C’era una volta un fiore all’occhiello della provincia di Ferrara e della Regione Emilia Romagna
Leggo su Agrimpresa (notiziario mensile di maggio della Cia), una denuncia a firma Erika Angelini una descrizione sullo stato di abbandono della Valle del Mezzano che oggi sembra essere degna di attenzione per il cattivo stato di conservazione dovuto alle innumerevoli discariche abusive delle più disparate materie di trattazione umana.
Quando il Mezzano era il Centro Pubblico di riproduzione di fauna stanziale “lepre, fagiano e starna”, e area di sosta di tutte le specie protette cacciabili di fauna migratoria, meritava attenzione ed interesse di tutte le rappresentanze di studio e ricerca presenti nel nostro paese.
Quella Valle bonificata, non abitata in modo residenziale, ha permesso la coesistenza fra ricerca vivaistica per la produzione di piante frutticole indenni da ervinia amilovora (colpo di fuoco), da fornire alle imprese una sana impiantistica.
La sua capacità riproduttiva ha permesso di dare autosufficienza faunistica agli Atc (ambiti territoriali di caccia), comprese le aziende faunistiche al punto tale che la benemerita Consulta provinciale adottò un provvedimento di divieto di acquisto e importazioni di lepri dall’estero. L’Ente nazionale della Cinofilia aveva a lungo sperato di farne uso esclusivo per la cinofilia di sangue blu a svantaggio della cinofilia in Slovenia.

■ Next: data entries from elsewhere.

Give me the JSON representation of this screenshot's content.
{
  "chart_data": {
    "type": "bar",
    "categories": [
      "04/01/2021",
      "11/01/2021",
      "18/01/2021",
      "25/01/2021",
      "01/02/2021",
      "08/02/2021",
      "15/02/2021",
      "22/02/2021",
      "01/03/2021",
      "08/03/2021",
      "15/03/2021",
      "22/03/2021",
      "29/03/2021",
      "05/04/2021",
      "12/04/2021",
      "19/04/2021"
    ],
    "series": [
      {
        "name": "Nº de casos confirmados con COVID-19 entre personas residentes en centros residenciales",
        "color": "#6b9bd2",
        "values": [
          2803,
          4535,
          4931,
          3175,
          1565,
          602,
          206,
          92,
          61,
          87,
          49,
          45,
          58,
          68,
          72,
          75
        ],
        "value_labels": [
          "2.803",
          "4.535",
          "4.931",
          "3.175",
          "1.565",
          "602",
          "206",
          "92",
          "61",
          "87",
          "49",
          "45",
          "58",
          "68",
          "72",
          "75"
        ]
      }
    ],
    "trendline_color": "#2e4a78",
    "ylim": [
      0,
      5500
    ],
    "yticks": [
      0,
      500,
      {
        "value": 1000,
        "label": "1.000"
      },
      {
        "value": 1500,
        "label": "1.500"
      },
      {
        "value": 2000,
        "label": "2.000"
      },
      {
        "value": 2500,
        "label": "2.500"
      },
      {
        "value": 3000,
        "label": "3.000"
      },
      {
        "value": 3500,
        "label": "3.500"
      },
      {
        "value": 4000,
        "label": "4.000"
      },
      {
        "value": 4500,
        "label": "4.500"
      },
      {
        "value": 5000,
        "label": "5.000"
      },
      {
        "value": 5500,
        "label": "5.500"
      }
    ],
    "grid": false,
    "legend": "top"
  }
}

Il volontariato venatorio è stato impegnato nella gestione: tutela della vivaistica, catture annuali nelle zone problematiche per i danni, controllo delle specie invasive nel rispetto delle norme regionali vigenti. Si può affermare che molti appetiti si erano scatenati anche dal punto di vista venatorio, perché nei periodi di migrazione di incontravano presenze di tutte le specie sia protette che cacciabili.
Il Centro Pubblico di ricerca, sperimentazione e allevamento selvaggina, non doveva essere messo in discussione per il suo valore ambientale e faunistico, per la sua peculiare convivenza fra agricoltura, riproduzione faunistica e tutela ambientale. Una scelta burocratica opinabile, ha minato le basi fondamentali del Centro e ha ridotto la struttura a semplice zona di ripopolamento e cattura. Scelta che ha permesso la creazione di un conflitto intercategoriale fra pubblico e privato sulla gestione di una specie invasiva “nutria”, che ancora oggi mostra i suoi limiti. Mi permetto di dare all’interessata articolista il consiglio di approfondire le sue ricerche per capire in modo chiaro e palese, dove sono riposte le pistole utilizzate a suo tempo per non comporre la questione.
Oggi un branco di lupi regola la consistenza faunistica.
Oggi una grande esperienza di valore nazionale e oltre, rimane una grande quasi abbandonata area tutelata da uno straordinario articolo 51 della legge 8/94, per evitare una possibile apertura della struttura all’esercizio venatorio.